A titre subsidiaire et par excès de précaution :
- condamner in solidum les intimés ou l'un à défaut de l'autre à payer à l'association Sainte-Croix de Riaumont la somme de 800 000 € au titre du préjudice subi et celle de 150 000 € au titre du préjudice moral subi,
- les condamner in solidum à payer à chacune des associations appelantes les sommes de 10 000€ pour résistance abusive et de 10 000€ au titre de l'article 700 du code de procédure civile,
- les condamner in solidum en tous les frais et dépens dont distraction au profit de maître Pierre-Yves Rossignol.

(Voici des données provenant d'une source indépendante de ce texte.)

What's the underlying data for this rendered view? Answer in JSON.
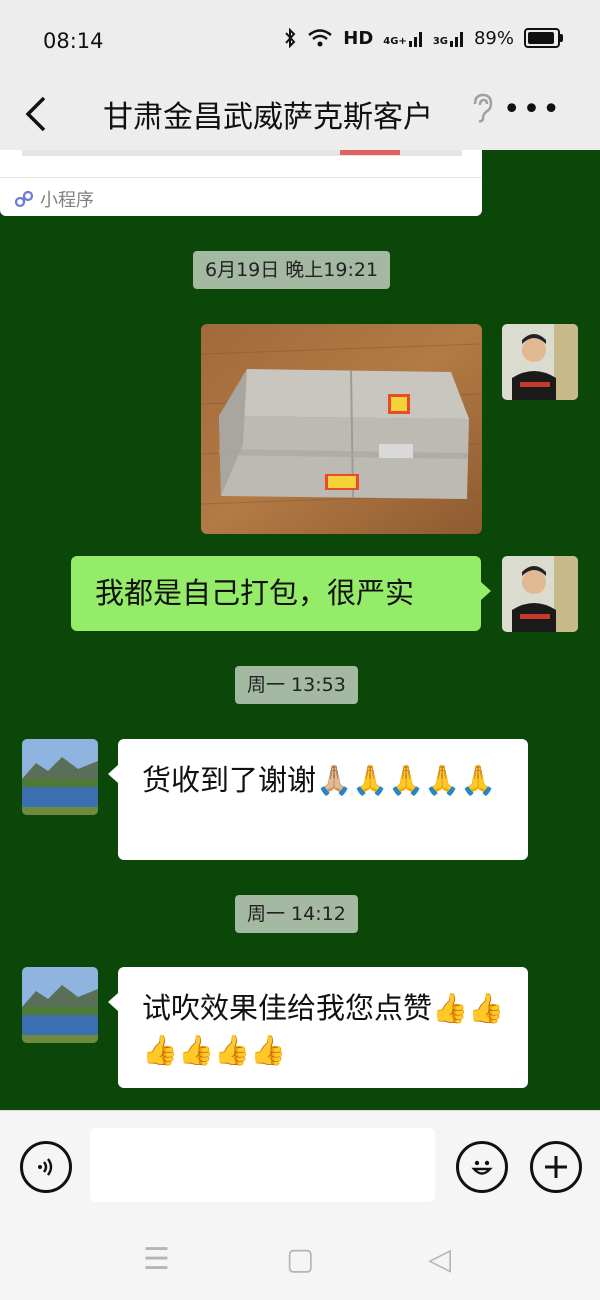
{
  "status": {
    "time": "08:14",
    "network": "HD",
    "sim1": "4G+",
    "sim2": "3G",
    "battery": "89%"
  },
  "header": {
    "title": "甘肃金昌武威萨克斯客户"
  },
  "chat": {
    "mini_program_label": "小程序",
    "messages": [
      {
        "type": "timestamp",
        "text": "6月19日 晚上19:21"
      },
      {
        "type": "image",
        "sender": "me"
      },
      {
        "type": "text",
        "sender": "me",
        "text": "我都是自己打包，很严实"
      },
      {
        "type": "timestamp",
        "text": "周一 13:53"
      },
      {
        "type": "text",
        "sender": "them",
        "text": "货收到了谢谢🙏🏼🙏🙏🙏🙏"
      },
      {
        "type": "timestamp",
        "text": "周一 14:12"
      },
      {
        "type": "text",
        "sender": "them",
        "text": "试吹效果佳给我您点赞👍👍👍👍👍👍"
      }
    ]
  },
  "input": {
    "value": ""
  },
  "colors": {
    "chat_bg": "#0b4708",
    "my_bubble": "#95ec69",
    "their_bubble": "#ffffff",
    "timestamp_bg": "#a4b9a2"
  },
  "icons": [
    "back-icon",
    "ear-icon",
    "more-icon",
    "voice-icon",
    "emoji-icon",
    "plus-icon",
    "mini-program-icon"
  ]
}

Par conclusions récapitulatives en réponse sur incident aux fins d'incompétence no2 notifiées par RPVA le 21 juin 2016, l'association de sauvegarde du patrimoine religieux et liturgique et l'association Sainte-Croix de Riaumont, mentionnant qu'elle entend garder le bénéfice de leurs précédentes conclusions, concluent in limine litis en ces termes:
- dire et juger irrecevables en leur exception d'incompétence l'Etat et Madame le ministre de la culture et de la communication ;
- en conséquence, les en débouter ;
- les condamner in solidum ou les uns à défaut des autres à payer à l'association de sauvegarde du patrimoine religieux et liturgique et à l'association Sainte-Croix de Riaumont chacune, la somme de 3 000€ au titre de l'article 700 du code de procédure civile ;
- les condamner en tous les frais et dépens dont distraction au profit de Me Rossignol, avocat.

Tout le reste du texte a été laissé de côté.